Tensor product of baby Verma modules admits a specific filtration.

Minimal-dimensional modules can be realized as quotients of base-changed simple modules.

Results are established under certain assumptions in type A.

Abstract

In this paper we consider two problems relating to the representation theory of Lie algebras ${\mathfrak g}$ of reductive algebraic groups $G$ over algebraically closed fields ${\mathbb K}$ of positive characteristic $p>0$. First, we consider the tensor product of two baby Verma modules $Z_{\chi}(\lambda)\otimes Z_{\chi'}(\mu)$ and show that it has a filtration of baby Verma modules of a particular form.
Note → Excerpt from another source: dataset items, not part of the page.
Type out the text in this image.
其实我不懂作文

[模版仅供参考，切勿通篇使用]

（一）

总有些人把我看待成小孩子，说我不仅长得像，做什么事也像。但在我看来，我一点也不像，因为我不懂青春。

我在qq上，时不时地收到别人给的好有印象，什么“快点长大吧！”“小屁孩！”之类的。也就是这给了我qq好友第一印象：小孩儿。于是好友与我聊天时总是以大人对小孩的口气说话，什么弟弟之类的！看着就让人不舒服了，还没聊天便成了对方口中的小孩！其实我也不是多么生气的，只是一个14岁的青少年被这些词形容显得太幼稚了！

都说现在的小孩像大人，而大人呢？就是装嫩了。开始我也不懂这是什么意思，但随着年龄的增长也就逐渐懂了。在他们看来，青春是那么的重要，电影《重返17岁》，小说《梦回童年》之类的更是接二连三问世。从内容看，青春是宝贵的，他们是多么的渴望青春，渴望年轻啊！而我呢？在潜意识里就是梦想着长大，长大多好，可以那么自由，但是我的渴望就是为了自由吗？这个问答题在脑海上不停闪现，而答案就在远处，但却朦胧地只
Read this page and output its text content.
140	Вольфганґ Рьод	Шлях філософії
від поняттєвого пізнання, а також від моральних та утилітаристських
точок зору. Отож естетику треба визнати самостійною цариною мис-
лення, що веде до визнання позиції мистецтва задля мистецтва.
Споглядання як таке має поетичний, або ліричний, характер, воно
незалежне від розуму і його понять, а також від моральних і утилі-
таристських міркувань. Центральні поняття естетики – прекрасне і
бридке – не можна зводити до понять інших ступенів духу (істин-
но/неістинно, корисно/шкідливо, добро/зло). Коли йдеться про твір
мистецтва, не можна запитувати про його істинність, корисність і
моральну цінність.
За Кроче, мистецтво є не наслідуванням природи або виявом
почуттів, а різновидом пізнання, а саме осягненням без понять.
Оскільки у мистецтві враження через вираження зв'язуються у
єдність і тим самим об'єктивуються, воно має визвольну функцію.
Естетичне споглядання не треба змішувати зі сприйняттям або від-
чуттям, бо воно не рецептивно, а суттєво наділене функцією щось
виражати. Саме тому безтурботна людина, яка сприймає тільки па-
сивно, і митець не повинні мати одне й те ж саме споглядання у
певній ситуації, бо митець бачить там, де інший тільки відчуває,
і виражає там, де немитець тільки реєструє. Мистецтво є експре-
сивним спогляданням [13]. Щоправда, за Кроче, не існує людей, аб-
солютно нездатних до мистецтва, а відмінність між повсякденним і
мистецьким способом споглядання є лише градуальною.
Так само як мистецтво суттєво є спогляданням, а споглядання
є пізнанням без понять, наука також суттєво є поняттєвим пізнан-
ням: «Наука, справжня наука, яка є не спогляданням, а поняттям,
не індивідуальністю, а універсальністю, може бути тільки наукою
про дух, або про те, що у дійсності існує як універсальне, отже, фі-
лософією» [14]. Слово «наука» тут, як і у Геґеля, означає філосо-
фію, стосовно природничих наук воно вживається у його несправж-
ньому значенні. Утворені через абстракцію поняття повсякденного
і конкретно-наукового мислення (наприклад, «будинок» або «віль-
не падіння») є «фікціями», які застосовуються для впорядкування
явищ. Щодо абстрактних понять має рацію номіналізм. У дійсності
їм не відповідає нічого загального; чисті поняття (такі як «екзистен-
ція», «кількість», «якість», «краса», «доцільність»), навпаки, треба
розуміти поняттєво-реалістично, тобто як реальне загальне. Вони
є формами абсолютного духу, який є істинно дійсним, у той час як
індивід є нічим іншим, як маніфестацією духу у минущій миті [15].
Secondly, we consider the minimal-dimension representations of a reduced enveloping algebra $U_\chi({\mathfrak g})$ for a nilpotent $\chi\in{\mathfrak g}^{*}$. We show that under certain assumptions in type $A$ we can obtain the minimal-dimensional modules as quotients of certain modules obtained by base change from simple highest weight modules over ${\mathbb C}$.